Fatih Sultan Mehmet Osmanlılarla Yahudilerin ilk teması 1326 yılına rastlar. Orhan Gazi Bursa'yı fethettiğinde Bizans yönetiminde yaşayan Bursa Yahudileri Osmanlıları kurtarıcı olarak karşıladılar. Orhan Gazi'nin izniyle inşa edilen Etz Ahayim (Hayat Ağacı) Sinagogu 1940'lı yıllara kadar hizmette kaldı.
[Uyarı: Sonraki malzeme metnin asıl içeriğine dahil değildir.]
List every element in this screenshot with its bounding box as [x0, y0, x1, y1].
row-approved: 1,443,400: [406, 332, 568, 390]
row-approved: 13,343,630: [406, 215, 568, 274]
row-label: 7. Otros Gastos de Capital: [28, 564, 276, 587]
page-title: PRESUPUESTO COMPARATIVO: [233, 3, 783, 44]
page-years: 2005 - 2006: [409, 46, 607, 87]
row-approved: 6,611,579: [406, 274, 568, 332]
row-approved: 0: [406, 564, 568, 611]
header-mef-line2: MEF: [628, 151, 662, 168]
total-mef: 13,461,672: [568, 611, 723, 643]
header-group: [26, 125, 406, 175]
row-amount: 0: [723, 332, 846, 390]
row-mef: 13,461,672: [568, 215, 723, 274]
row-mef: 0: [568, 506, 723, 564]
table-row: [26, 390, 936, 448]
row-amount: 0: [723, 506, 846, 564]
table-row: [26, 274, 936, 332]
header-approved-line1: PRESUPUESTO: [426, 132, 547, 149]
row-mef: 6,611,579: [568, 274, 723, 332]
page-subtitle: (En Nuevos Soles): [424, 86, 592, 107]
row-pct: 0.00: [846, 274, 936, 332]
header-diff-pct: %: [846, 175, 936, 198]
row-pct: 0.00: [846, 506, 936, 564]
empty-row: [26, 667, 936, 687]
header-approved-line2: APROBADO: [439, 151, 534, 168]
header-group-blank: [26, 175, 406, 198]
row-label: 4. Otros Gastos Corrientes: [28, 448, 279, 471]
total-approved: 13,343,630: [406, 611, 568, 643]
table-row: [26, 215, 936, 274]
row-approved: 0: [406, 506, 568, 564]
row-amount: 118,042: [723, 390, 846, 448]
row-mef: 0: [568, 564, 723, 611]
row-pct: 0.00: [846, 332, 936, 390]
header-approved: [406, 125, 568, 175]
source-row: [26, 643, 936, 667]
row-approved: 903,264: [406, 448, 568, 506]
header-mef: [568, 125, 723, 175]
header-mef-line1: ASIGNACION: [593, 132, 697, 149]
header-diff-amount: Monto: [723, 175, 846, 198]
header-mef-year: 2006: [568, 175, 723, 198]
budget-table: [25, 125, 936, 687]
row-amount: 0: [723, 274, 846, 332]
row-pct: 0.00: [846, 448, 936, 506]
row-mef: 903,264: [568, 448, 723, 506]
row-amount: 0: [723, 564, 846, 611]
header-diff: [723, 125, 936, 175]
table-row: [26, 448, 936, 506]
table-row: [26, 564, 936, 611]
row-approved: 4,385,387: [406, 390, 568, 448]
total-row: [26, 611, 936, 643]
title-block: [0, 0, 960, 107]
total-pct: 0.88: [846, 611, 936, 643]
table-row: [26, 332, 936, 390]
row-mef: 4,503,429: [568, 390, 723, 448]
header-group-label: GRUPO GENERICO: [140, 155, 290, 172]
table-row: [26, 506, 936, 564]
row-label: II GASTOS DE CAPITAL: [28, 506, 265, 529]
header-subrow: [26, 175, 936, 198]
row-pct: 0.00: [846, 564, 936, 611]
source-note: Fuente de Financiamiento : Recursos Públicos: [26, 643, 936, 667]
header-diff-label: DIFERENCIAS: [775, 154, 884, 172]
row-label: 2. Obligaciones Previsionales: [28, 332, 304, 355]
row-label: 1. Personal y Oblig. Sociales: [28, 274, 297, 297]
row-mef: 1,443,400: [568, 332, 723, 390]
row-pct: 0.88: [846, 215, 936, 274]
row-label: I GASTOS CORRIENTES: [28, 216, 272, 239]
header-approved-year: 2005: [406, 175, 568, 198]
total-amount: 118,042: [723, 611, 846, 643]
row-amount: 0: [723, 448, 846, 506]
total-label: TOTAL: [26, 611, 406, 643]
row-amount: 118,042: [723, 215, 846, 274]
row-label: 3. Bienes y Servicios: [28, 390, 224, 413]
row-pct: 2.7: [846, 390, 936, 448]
I. Murat'ın (Hüdavendigar) Edirne'yi fethinden sonra birçok Balkan Yahudisi Osmanlı topraklarına göç ederek bu bölgeye yerleştiler. XIV. yüzyılın ilk yarısında Avrupa'daki pogromlardan kaçabilen Aşkenaz Yahudileri, 1376'da Macaristan'dan ve 1394'de Charles VI tarafından Fransa'dan kovulanlar da Osmanlı başkenti Edirne'ye geldiler.
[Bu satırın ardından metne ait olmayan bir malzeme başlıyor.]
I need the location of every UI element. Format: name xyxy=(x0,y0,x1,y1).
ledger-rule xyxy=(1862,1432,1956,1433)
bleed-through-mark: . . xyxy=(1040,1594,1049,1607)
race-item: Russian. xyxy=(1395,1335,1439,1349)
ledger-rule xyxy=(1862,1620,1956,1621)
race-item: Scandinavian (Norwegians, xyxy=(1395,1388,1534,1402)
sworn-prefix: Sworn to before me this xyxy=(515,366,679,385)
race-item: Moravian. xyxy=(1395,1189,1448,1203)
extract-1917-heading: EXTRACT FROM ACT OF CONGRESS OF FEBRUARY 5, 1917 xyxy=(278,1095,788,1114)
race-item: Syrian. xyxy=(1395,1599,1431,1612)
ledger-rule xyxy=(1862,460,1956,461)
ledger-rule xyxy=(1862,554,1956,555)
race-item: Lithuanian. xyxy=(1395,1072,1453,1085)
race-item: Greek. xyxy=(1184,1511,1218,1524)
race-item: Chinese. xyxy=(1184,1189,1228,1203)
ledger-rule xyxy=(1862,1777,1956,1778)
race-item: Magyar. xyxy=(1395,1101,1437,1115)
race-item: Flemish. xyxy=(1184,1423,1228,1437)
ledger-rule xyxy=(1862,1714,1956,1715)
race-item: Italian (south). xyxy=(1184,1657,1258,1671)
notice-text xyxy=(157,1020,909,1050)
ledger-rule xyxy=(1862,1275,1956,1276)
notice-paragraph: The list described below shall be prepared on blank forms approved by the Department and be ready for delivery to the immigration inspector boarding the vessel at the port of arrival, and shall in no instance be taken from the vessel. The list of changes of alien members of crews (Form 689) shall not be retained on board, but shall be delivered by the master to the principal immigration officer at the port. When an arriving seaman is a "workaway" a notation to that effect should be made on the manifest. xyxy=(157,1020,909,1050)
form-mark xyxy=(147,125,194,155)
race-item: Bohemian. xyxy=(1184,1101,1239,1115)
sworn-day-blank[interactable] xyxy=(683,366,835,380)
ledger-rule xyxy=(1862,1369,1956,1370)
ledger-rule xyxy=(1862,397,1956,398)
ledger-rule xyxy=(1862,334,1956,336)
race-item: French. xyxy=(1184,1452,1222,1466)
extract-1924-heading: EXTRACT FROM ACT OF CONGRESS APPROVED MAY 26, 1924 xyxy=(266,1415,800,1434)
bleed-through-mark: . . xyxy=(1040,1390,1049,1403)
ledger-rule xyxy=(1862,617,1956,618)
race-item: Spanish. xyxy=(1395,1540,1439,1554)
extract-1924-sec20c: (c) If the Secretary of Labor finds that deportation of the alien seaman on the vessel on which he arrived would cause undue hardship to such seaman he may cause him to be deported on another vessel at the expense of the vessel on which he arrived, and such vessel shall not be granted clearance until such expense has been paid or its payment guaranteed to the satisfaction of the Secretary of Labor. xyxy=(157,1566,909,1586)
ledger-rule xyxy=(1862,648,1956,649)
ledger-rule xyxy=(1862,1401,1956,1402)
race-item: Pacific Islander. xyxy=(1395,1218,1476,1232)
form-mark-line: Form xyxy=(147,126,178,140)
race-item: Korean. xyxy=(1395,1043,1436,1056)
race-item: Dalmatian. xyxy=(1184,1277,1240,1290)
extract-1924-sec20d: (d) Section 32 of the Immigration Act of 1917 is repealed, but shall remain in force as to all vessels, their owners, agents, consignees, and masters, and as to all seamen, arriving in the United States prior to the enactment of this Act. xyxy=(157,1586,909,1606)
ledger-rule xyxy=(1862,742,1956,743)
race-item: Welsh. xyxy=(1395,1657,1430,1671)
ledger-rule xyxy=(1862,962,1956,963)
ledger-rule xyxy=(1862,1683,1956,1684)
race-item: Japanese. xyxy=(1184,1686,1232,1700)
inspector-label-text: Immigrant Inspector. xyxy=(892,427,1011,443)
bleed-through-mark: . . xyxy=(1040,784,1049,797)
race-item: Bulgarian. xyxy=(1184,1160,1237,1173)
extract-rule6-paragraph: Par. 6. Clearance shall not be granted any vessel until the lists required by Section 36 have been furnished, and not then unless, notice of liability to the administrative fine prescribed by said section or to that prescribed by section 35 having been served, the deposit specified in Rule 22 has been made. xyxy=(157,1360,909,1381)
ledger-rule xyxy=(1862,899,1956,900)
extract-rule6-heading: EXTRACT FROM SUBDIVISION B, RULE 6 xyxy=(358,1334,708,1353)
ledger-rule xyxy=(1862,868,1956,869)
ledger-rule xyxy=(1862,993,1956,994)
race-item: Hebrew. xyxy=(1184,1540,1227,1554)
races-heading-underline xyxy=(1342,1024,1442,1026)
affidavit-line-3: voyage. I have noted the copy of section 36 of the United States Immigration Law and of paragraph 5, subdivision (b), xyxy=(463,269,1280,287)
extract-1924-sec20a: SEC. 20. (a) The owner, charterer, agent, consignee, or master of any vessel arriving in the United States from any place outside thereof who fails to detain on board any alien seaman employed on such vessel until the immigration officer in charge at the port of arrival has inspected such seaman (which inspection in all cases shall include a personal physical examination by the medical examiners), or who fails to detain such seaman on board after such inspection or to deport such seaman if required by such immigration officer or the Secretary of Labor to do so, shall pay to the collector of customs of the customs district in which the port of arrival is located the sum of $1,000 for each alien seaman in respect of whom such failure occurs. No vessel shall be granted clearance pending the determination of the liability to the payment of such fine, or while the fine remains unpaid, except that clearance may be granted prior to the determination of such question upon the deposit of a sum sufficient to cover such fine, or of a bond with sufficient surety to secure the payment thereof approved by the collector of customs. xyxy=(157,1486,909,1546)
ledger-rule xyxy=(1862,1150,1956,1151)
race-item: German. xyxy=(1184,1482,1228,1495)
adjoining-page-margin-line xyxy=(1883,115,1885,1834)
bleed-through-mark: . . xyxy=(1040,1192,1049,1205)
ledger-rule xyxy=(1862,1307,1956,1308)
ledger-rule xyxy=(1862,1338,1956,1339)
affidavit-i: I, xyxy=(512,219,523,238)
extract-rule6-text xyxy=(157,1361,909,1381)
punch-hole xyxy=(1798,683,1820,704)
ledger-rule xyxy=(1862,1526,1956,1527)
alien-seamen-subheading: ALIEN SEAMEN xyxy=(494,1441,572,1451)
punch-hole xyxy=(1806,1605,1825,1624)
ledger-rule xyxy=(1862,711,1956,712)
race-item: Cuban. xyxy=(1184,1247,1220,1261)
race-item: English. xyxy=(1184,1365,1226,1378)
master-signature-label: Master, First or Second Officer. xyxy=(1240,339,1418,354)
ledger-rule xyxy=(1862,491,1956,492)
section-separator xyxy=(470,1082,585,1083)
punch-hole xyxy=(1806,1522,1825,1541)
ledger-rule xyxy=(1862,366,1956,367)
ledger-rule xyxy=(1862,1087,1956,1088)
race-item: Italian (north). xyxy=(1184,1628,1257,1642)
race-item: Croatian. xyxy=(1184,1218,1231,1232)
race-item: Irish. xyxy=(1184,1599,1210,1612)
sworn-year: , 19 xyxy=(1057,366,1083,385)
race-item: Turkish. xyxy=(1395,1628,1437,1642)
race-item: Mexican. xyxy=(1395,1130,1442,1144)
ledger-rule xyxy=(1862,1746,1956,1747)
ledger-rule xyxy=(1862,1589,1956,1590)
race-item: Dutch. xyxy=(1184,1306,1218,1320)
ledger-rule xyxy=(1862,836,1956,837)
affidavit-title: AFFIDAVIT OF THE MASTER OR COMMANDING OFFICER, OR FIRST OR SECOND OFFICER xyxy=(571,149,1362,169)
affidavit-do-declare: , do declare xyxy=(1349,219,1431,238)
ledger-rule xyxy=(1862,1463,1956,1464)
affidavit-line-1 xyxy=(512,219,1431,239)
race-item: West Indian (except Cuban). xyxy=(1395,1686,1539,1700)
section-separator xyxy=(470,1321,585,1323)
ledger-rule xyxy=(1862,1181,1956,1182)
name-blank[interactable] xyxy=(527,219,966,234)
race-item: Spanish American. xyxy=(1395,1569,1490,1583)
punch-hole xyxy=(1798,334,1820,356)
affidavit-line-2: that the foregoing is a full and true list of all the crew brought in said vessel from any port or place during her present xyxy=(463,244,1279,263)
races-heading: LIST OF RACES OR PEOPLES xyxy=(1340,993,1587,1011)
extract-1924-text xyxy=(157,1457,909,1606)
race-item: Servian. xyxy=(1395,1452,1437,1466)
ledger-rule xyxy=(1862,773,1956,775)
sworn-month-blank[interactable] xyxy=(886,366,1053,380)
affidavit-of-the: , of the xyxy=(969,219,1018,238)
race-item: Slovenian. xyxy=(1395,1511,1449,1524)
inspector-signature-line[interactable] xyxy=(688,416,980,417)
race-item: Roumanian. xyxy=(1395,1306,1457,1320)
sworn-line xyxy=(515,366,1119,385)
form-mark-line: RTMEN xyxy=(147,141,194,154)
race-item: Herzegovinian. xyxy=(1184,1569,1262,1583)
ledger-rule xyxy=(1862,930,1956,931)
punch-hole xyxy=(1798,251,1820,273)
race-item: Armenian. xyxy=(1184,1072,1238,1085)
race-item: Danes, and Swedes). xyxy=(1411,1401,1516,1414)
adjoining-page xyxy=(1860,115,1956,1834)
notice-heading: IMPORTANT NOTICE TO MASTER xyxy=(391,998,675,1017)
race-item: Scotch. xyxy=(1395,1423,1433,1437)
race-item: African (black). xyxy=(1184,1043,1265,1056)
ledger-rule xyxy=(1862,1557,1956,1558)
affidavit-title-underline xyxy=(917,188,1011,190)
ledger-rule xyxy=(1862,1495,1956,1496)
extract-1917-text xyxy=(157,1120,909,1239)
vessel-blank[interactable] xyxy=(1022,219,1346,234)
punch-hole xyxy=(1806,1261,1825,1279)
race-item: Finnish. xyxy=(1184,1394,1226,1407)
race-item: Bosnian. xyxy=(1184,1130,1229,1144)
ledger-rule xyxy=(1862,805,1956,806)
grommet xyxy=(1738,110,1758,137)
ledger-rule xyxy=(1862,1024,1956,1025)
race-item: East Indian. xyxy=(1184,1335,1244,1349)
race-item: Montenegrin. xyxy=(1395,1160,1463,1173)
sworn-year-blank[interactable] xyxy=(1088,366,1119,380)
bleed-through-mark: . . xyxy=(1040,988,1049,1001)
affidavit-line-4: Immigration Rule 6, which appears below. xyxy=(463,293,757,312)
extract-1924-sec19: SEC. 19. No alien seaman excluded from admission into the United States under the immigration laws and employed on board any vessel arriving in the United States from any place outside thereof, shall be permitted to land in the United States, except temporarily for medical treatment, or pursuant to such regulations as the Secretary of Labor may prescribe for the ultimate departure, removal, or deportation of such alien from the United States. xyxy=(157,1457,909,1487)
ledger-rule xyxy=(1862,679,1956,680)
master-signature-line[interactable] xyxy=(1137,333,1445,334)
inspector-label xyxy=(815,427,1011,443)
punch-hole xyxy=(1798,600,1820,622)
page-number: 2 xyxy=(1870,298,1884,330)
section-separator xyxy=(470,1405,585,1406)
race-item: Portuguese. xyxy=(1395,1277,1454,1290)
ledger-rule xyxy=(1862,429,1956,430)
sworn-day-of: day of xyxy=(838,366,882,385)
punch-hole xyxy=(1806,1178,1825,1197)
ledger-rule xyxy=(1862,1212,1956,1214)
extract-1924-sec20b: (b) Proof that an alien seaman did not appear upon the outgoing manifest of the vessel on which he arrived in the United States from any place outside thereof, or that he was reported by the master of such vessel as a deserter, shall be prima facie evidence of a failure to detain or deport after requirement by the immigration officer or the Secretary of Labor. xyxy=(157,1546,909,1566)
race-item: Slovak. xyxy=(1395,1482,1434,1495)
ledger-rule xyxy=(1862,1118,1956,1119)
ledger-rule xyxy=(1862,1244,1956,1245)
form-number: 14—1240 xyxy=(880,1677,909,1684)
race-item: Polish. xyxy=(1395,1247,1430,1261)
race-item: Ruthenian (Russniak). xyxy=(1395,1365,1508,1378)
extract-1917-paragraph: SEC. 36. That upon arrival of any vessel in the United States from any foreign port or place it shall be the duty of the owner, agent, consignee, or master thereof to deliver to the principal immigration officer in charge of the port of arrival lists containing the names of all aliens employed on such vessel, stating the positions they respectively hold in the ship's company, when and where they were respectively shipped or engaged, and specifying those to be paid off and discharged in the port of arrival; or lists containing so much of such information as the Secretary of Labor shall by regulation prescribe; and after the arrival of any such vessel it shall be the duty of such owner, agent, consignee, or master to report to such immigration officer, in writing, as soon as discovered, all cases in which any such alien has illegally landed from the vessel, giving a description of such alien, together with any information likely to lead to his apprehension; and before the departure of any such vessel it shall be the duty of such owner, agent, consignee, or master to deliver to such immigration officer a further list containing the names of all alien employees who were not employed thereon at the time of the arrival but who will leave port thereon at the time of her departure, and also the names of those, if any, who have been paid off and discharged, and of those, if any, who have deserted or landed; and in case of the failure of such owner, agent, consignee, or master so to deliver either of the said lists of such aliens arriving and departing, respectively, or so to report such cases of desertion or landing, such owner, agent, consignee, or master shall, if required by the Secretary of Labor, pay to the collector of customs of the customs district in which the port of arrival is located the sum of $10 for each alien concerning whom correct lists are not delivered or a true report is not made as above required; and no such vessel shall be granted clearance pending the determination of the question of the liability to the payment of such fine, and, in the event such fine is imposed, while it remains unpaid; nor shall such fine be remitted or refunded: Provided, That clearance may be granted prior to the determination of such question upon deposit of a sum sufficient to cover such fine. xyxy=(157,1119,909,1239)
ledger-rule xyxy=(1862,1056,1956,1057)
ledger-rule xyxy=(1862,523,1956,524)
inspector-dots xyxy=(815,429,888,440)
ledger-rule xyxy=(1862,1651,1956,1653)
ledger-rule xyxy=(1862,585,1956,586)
Fatih Sultan Mehmet İstanbul'u fethettiğinde Bizans Yahudileri (Romaniot'lar) kendisini bir kurtarıcı olarak karşıladılar. Bizans'ın son Hahambaşısı Moşe Kapsali Türk İstanbul'un ilk Hahambaşısı oldu. Fatih, diğer taraftan, Anadolu Yahudi Cemaatlerine gönderdiği davet mektubunda özetle şöyle sesleniyordu: "Osmanlı Padişahı Mehmet der ki: Tanrı bana birçok ülke bahşetti ve hizmetkarı Hazreti İbrahim ile Yakup'un sülalesine sahip çıkmamı, kendilerine yiyecek vermemi ve onları himayeme almamı bana emretti. Aranızdan kim, Tanrının yardımıyla İstanbul'a, başkente gelip yerleşmeyi, incirin ve bağın gölgesinde huzur içinde yaşamayı, serbest ticaret yapıp mal mülk sahibi olmayı arzular?" (1)
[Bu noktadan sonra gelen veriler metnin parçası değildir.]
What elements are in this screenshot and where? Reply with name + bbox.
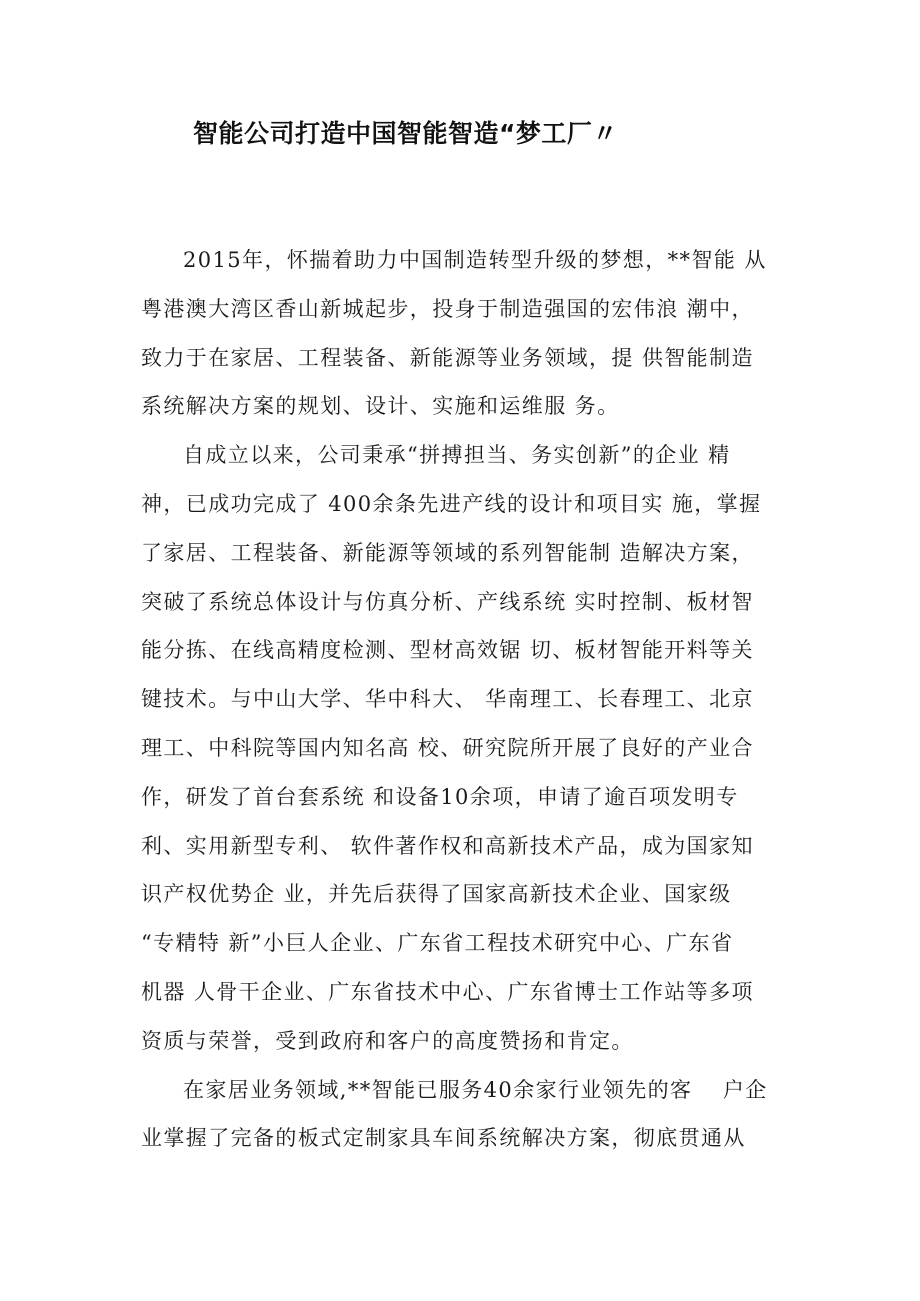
text-line: “专精特 新”小巨人企业、广东省工程技术研究中心、广东省 bbox=[141, 931, 734, 956]
text-line: 系统解决方案的规划、设计、实施和运维服 务。 bbox=[141, 394, 620, 419]
text-line: 利、实用新型专利、 软件著作权和高新技术产品，成为国家知 bbox=[141, 833, 754, 858]
text-line: 在家居业务领域,**智能已服务40余家行业领先的客 户企 bbox=[183, 1077, 768, 1102]
text-line: 理工、中科院等国内知名高 校、研究院所开展了良好的产业合 bbox=[141, 735, 754, 760]
document-title: 智能公司打造中国智能智造“梦工厂〃 bbox=[193, 119, 618, 148]
text-line: 神，已成功完成了 400余条先进产线的设计和项目实 施，掌握 bbox=[141, 491, 762, 516]
text-line: 2015年，怀揣着助力中国制造转型升级的梦想，**智能 从 bbox=[183, 248, 767, 272]
text-line: 识产权优势企 业，并先后获得了国家高新技术企业、国家级 bbox=[141, 882, 732, 907]
text-line: 能分拣、在线高精度检测、型材高效锯 切、板材智能开料等关 bbox=[141, 638, 754, 663]
text-line: 致力于在家居、工程装备、新能源等业务领域，提 供智能制造 bbox=[141, 345, 754, 370]
text-line: 作，研发了首台套系统 和设备10余项，申请了逾百项发明专 bbox=[141, 784, 739, 809]
text-line: 自成立以来，公司秉承“拼搏担当、务实创新”的企业 精 bbox=[183, 443, 731, 468]
text-line: 资质与荣誉，受到政府和客户的高度赞扬和肯定。 bbox=[141, 1028, 634, 1053]
text-line: 突破了系统总体设计与仿真分析、产线系统 实时控制、板材智 bbox=[141, 589, 754, 614]
text-line: 粤港澳大湾区香山新城起步，投身于制造强国的宏伟浪 潮中， bbox=[141, 296, 754, 321]
text-line: 机器 人骨干企业、广东省技术中心、广东省博士工作站等多项 bbox=[141, 979, 754, 1004]
text-line: 了家居、工程装备、新能源等领域的系列智能制 造解决方案， bbox=[141, 540, 754, 565]
document-body bbox=[141, 236, 781, 1163]
text-line: 业掌握了完备的板式定制家具车间系统解决方案，彻底贯通从 bbox=[141, 1126, 746, 1151]
text-line: 键技术。与中山大学、华中科大、 华南理工、长春理工、北京 bbox=[141, 687, 754, 712]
Birçok Yahudi ailesi bu davet ile yeni başkente yerleşti. Mora Fethinden sonra gelenler de bunlara katıldı. Evliya Çelebi Seyahatnamesinde eski başkent Edirne'den gelenlerin "el Mahallet ül-Yahudiyin el-Edirneviyin" adı verilen semte yerleştiklerini yazar. Fatih bir fermanla Yahudilere din ve vicdan özgürlüklerini vaad ederek mevcut sinagogları tamir edebileceklerini, yeni ibadethaneler inşa etmek yasak olmakla beraber evlerin sinagog olarak kullanılabileceğini ilan etti. Gerek Fatih'in gerek kendisinden sonra gelen Padişahların konu ile ilgili irade'lerinde Feth-i Hakani sırasında Yahudilere verilmiş bu söze atıf vardır.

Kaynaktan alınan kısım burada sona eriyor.